My grief is now old enough to get a driver’s license. It’s aged enough to have gone through puberty. And it’s mature enough to be exercising more independence. My grief is sixteen years old.
But my boy never got to be sixteen. Or 13. Or 10. Or even five. He never got his driver’s license. Never went through puberty. And never got to seek independence.
Interestingly, my grief is actually like a teenager in my life. I know it well. I’ve lived with it for many years; but it can throw me off guard too. It keeps growing and changing, but the general gist of it’s character has been revealed. It grips my heart in every way. But it has a mind of its own—I can’t control it, even though I unwittingly still try.
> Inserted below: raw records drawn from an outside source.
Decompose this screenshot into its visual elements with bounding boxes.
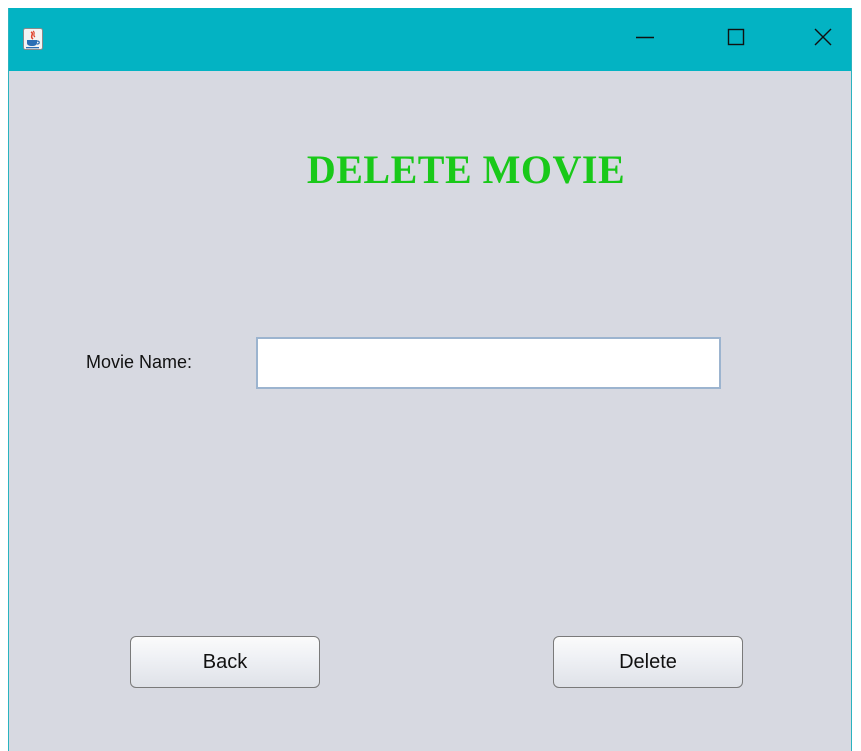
minimize-icon: [635, 27, 655, 52]
close-icon: [813, 27, 833, 52]
minimize-button[interactable]: [615, 8, 675, 71]
form-panel: DELETE MOVIE Movie Name: Back Delete: [9, 71, 851, 751]
page-title: DELETE MOVIE: [306, 147, 626, 192]
app-window: DELETE MOVIE Movie Name: Back Delete: [8, 8, 852, 751]
delete-button[interactable]: Delete: [553, 636, 743, 688]
movie-name-label: Movie Name:: [86, 352, 193, 372]
back-button[interactable]: Back: [130, 636, 320, 688]
maximize-button[interactable]: [706, 8, 766, 71]
java-cup-icon: [23, 28, 43, 50]
title-bar[interactable]: [9, 8, 851, 71]
close-button[interactable]: [793, 8, 851, 71]
maximize-icon: [726, 27, 746, 52]
movie-name-input[interactable]: [256, 337, 721, 389]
It is, after all, sixteen years old.
Sixteen is a lot of years to grieve. To miss. To long. To wonder. To ache. To yearn. To have a pain that still shapes most of my thoughts, my breaths, my life, but is unseen by others much of the time. The pain of losing my child is still very much alive at 16 years. And will be at 20 years. And 30 years. And even 40 years, should I survive that long.
But we all know pain. To miss. To long. To wonder. To ache. To yearn. These are experiences of the human condition that impact every heart. We all want something more. Something sure. That which is whole. Real. Pure. Beautiful. Good. Right. True. And free of pain.
Jud has that.
Jud has that and he’s had that for these sixteen years…a life with the One who came near to suffer with us and ultimately for us. The One who is sure. Whole. Real. Pure. Beautiful. Good. Right. True. …and Jud has that for eternity.
Someday, after these sixteen years have multiplied, I will have that too.